How do databases guarantee your data is stored?

In other words, what makes a database “durable”?

Durability

Durability is the “D” in ACID, an acronym often thrown around to describe the basic guarantees that most developers and companies want to have when using a database in order to maintain usable, trustworthy, and reliable data.

Durability essentially means that when a database reports that a write succeeded - any kind of INSERT, UPDATE, or DELETE - that written data is guaranteed to be stored. If the database crashes the second after it reports a successful write, we should still see that new data when we reboot the server because the write was reported as successful.

We need to be confident that data is there if the database already said that it is.

So, how do databases guarantee this?

Introducing the WAL

The primary weapon of choice is the Write-Ahead Log or the WAL. Once a database has determined that the write request is valid, it first records the changes in the WAL - in other words, it writes ahead to the WAL before making the actual changes to the data in the table.

When the write to the WAL is successful, it can make the necessary changes to the data in the table and then consider the transaction successful.

When the database starts back up, it checks the WAL to determine if it needs to fix any incorrect or stale data in its tables due to a crash in the middle of a write. Thus making the database “durable”.

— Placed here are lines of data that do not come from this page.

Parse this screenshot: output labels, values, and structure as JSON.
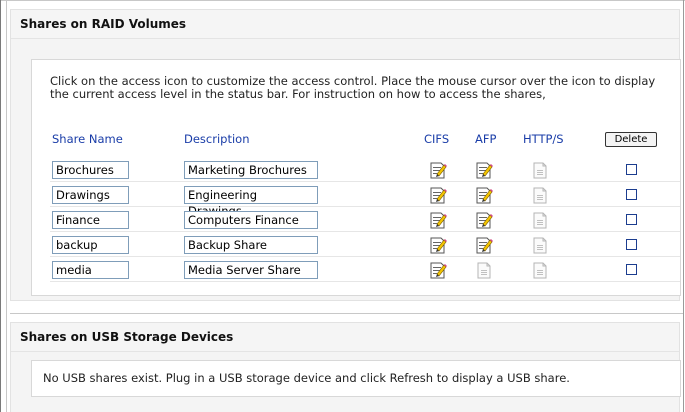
{
  "raid": {
    "title": "Shares on RAID Volumes",
    "intro": "Click on the access icon to customize the access control. Place the mouse cursor over the icon to display the current access level in the status bar. For instruction on how to access the shares,",
    "headers": {
      "share_name": "Share Name",
      "description": "Description",
      "cifs": "CIFS",
      "afp": "AFP",
      "http": "HTTP/S",
      "delete": "Delete"
    },
    "shares": [
      {
        "name": "Brochures",
        "description": "Marketing Brochures",
        "cifs": "enabled",
        "afp": "enabled",
        "http": "disabled",
        "selected": false
      },
      {
        "name": "Drawings",
        "description": "Engineering Drawings",
        "cifs": "enabled",
        "afp": "enabled",
        "http": "disabled",
        "selected": false
      },
      {
        "name": "Finance",
        "description": "Computers Finance",
        "cifs": "enabled",
        "afp": "enabled",
        "http": "disabled",
        "selected": false
      },
      {
        "name": "backup",
        "description": "Backup Share",
        "cifs": "enabled",
        "afp": "enabled",
        "http": "disabled",
        "selected": false
      },
      {
        "name": "media",
        "description": "Media Server Share",
        "cifs": "enabled",
        "afp": "disabled",
        "http": "disabled",
        "selected": false
      }
    ]
  },
  "usb": {
    "title": "Shares on USB Storage Devices",
    "message": "No USB shares exist. Plug in a USB storage device and click Refresh to display a USB share."
  },
  "icons": {
    "enabled": "access-enabled-icon",
    "disabled": "access-disabled-icon"
  },
  "colors": {
    "header_text": "#1a3da8",
    "panel_bg": "#f4f4f4",
    "input_border": "#7f9db9",
    "checkbox_border": "#1c3d8f"
  }
}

So don’t worry, if your Humpty Dumpty database falls off the WAL, all the storage engine’s horses and all its men can use the WAL to put your Humpty Dumpty database back together again.

Sounds Slow to Me!

It turns out that writing a data change twice takes more time and computation than writing it once. Changes to a hard drive are especially time-intensive at scale. So, can we turn off the WAL?

Most databases support this feature, but you have to remember that you’re voluntarily sacrificing durability when you do so. If catastrophic failure occurs, you have no guarantee that your saved data is actually safe.

It turns out some applications choose this for specific tables as a sort of cache, or to store non-critical logs - by adjusting settings like disabling the WAL, write and read operations on their chosen table speed up dramatically. It’s fine to lose some of this data as it is not critical to the application’s functionality.

Overall, it is wise to exercise extreme caution when turning off the WAL. Doing so means accepting the possibility of data loss, and your core application data should not be subject to that possiblity.

Using the WAL for replication

The WAL is also used as a part of replication in distributed leader-replication databases, where there is a “leader” database to which all write requests go, and from which all writes are replicated to its “follower” databases which can in turn receive the bulk of the read requests. Those replicated writes can either be communicated in the form of specific, lower level write details that look similar (or exactly the same) to how they are stored in the WAL, or they go in the form of repeating the SQL DDL query to the followers who then re-interpret it to the write operations needed and then determine what changes need to be made to the WAL and the data in the tables.

And that’s one of the simpler components of the many things databases do for us!

I hope you learned something. Take care.